The UK government is preparing a new set of import tariffs which would include a 10% tariff applying to all imported new cars when the UK’s Brexit transition period ends at the end of this year.
With the UK automotive sector facing a long recovery from the COVID-19 crisis that has decimated sales this year, new tariffs on UK-EU car trade would be an additional and unwanted concern. The hope will be that tariffs can be avoided in a yet-to-be-struck UK-EU agreement covering trade.
The new provisional measures assume there is no new trade deal with the EU and would therefore introduce tariffs applying to some goods imported from the EU, including food and new cars. The new UK tariffs would replace the EU’s Common External Tariff (CET ) on 1 January 2021 at the end of the current Brexit ‘transition period’ agreed under the terms of Britain’s formal exit from the bloc earlier this year.
The Department for International Trade said Britain would scrap all levies on GBP30bn of imports as part of its new “MFN (most favoured nation) tariff regime” called the “UK Global Tariff”. It would form the basis on which the UK will trade with other countries after the end of the Brexit transition period on December 31 unless and until it has struck new trade agreements with them.
World Trade Organisation (WTO) rules mean the UK would have to impose the same tariffs on goods from the EU and from other countries around the world if it left the EU trade bloc without a deal. Other countries are under no obligation to reciprocate by cutting their own tariffs for British imports.

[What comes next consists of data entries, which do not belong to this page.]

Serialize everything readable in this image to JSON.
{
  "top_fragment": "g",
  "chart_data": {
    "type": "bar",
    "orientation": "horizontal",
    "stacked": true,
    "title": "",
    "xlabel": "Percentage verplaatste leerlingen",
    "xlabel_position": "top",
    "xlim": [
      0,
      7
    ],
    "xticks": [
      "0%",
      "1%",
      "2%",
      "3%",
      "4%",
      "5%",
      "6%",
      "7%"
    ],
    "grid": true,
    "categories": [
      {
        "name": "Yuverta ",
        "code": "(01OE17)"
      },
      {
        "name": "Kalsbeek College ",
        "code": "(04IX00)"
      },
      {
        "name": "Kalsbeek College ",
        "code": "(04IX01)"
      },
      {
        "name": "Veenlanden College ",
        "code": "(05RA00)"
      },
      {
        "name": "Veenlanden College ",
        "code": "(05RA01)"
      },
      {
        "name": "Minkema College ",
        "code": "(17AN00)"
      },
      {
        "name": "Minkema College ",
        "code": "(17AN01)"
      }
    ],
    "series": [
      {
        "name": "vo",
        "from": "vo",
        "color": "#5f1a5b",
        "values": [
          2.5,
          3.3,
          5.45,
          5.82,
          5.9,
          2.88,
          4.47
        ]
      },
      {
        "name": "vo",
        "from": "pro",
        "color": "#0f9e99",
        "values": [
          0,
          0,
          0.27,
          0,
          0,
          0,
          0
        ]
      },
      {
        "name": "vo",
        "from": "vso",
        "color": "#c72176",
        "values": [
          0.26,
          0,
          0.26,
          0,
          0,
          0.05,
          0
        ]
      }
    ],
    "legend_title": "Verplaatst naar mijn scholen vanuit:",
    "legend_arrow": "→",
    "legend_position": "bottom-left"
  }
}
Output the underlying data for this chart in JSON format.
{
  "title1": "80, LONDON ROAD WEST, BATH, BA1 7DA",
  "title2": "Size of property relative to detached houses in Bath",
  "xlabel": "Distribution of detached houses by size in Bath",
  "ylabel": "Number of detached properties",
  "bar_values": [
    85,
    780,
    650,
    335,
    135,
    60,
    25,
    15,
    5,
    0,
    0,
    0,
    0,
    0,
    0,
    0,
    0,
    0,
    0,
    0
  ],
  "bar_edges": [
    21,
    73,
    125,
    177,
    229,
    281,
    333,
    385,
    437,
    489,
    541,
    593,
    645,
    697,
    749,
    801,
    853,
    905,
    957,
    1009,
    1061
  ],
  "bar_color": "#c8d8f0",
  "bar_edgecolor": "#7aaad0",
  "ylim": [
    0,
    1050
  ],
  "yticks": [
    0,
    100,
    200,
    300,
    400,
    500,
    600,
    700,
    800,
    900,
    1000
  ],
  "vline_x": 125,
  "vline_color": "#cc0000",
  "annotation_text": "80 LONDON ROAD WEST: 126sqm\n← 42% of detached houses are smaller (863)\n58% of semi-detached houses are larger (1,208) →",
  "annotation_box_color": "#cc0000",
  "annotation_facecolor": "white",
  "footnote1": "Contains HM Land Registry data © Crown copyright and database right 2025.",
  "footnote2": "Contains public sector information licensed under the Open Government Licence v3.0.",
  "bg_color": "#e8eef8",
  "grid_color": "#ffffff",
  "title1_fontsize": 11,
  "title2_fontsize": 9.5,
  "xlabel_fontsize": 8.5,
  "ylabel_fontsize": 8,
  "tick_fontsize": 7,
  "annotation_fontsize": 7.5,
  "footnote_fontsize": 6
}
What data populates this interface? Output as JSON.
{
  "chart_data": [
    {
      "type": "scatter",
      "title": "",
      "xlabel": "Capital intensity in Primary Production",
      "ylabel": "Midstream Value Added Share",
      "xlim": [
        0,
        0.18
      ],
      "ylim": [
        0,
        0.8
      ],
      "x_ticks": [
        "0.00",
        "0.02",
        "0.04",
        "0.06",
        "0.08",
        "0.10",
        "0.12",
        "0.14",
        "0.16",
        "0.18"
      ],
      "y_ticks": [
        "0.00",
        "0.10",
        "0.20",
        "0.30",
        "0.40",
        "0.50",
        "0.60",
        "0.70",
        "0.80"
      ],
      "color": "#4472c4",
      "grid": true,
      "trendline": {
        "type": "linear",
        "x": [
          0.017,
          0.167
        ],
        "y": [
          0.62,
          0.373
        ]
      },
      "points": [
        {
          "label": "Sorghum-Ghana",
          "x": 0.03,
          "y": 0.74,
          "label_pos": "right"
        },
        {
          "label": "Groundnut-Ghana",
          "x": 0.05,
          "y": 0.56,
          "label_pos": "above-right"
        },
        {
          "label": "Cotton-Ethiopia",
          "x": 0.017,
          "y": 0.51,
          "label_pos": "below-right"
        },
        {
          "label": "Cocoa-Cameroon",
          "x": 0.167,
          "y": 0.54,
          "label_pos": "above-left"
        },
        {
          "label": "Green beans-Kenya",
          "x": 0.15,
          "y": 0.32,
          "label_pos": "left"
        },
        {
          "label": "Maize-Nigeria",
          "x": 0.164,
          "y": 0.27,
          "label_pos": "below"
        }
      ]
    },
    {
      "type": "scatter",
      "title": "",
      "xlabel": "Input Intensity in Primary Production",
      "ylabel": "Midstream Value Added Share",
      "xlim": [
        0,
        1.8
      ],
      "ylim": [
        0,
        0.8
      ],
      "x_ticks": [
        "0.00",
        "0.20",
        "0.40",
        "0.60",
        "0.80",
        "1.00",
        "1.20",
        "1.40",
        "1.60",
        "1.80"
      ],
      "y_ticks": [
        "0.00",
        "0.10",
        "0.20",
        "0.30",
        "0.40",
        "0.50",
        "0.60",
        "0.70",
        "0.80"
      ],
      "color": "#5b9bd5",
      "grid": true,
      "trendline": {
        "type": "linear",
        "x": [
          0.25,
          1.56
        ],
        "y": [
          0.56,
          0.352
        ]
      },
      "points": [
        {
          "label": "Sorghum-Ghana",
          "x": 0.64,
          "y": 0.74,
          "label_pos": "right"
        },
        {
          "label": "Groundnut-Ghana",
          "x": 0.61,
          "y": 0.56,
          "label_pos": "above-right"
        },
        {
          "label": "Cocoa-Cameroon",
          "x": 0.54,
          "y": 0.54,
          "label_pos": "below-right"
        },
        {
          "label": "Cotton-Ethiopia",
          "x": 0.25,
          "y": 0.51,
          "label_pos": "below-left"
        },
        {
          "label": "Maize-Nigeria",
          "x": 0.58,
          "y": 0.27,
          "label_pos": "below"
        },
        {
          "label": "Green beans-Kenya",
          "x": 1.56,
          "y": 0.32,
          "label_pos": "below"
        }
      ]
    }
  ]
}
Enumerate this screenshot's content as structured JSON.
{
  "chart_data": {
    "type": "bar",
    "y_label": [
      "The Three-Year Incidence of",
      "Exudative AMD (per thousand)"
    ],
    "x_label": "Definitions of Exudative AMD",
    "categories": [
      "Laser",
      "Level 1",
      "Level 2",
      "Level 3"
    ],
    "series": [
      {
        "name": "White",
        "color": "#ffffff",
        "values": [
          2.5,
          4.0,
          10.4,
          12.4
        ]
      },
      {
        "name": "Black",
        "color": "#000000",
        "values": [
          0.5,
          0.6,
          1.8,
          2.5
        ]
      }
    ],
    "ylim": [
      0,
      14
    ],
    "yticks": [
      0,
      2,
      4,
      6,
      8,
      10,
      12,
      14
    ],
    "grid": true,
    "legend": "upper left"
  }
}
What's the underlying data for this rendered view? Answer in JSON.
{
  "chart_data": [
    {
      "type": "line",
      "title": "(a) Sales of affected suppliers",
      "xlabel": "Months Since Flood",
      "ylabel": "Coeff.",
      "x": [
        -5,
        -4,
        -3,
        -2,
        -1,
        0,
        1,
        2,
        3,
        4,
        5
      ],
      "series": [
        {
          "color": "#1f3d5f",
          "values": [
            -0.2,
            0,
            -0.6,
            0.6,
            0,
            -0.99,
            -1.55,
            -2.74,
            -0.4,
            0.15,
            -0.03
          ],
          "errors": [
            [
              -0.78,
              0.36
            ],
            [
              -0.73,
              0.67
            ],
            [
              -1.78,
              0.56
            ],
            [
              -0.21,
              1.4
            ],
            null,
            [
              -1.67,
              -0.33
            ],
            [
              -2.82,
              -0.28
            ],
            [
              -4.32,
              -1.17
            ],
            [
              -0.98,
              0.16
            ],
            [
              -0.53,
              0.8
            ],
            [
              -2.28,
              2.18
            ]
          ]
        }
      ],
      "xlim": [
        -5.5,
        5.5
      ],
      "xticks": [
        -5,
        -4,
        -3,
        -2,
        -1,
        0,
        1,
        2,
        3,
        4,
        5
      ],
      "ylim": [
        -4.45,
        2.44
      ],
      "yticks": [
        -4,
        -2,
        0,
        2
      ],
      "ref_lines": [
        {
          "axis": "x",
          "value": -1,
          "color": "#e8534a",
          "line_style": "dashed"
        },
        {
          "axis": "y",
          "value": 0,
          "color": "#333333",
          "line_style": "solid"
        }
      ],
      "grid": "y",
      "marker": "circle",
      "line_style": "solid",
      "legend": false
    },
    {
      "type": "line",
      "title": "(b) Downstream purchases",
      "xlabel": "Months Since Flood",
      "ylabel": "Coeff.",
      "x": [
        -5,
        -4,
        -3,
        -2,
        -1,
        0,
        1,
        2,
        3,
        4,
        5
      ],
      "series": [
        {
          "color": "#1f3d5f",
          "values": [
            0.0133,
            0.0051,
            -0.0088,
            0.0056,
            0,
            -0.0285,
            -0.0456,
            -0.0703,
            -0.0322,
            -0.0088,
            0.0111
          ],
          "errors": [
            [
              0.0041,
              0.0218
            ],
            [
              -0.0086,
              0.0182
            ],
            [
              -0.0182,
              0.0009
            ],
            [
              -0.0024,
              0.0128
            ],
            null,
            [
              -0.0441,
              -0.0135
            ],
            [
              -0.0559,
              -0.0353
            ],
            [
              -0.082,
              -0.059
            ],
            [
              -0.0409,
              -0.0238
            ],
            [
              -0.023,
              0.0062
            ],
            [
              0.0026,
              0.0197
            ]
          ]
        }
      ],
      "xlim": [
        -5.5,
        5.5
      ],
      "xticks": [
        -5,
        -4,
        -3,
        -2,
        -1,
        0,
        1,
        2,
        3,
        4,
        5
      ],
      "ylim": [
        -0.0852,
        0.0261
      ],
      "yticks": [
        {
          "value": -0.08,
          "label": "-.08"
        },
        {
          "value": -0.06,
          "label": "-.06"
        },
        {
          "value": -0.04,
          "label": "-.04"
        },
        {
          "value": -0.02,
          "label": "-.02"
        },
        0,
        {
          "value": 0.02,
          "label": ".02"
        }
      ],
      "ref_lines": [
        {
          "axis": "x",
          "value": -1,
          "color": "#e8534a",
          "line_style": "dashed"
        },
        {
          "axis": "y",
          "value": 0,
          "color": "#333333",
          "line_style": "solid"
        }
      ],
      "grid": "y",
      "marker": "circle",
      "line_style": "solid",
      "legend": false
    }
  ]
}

The UK government is still negotiating with the EU in the current ‘transition year’ in the hope of avoiding new tariffs on UK-EU traded goods in the future, but the politically sensitive negotiations have yet to achieve a breakthrough.
The UK auto industry will be especially wary of new tariffs applying to UK-EU trade in new cars.
The UK auto industry will be especially wary of new tariffs applying to UK-EU trade in new cars. Tariffs on imports from the EU will mirror tariffs in the other direction – UK shipments to the EU bloc will face the EU’s 10% CET applying to cars unless the UK and EU strike a free trade deal this year. The export orientated UK auto industry will fear the potential consequences of tariffs applying to UK shipments to the EU. The UK’s auto industry is highly integrated with that of the EU, in terms of both manufacturing supply chains and a high proportion of car exports being bound for customers in the EU. Over half of the 1 million cars exported from Britain last year went to the EU27 market.
If those EU-bound vehicles face a 10% import tariff levied by the EU under WTO trading rules, that potentially makes UK manufacturing much less attractive to car companies that have alternative options to produce at plants inside the EU’s tariff free customs union.
Additional border checks would also be a concern for an industry heavily reliant on just-in-time logistics and with razor-slim margins.
Moreover, a 10% import tariff would likely make new cars considerably more expensive in the UK, while potentially also creating problems for the retail sector either in absorbing higher prices or passing them on to consumers.
However, on a partially compensating upside, there could be more UK assembly activity to supply the UK market, a way to keep plants busy and avoid new tariffs on imported finished vehicles. Some manufacturers may also opt for strategies that focus on a bigger ‘rest of world’ export element to UK manufacturing plants, put them more on a global sourcing footing.
The auto industry in the UK – and Europe – will nevertheless be hoping that new tariffs on UK-EU traded cars can be avoided.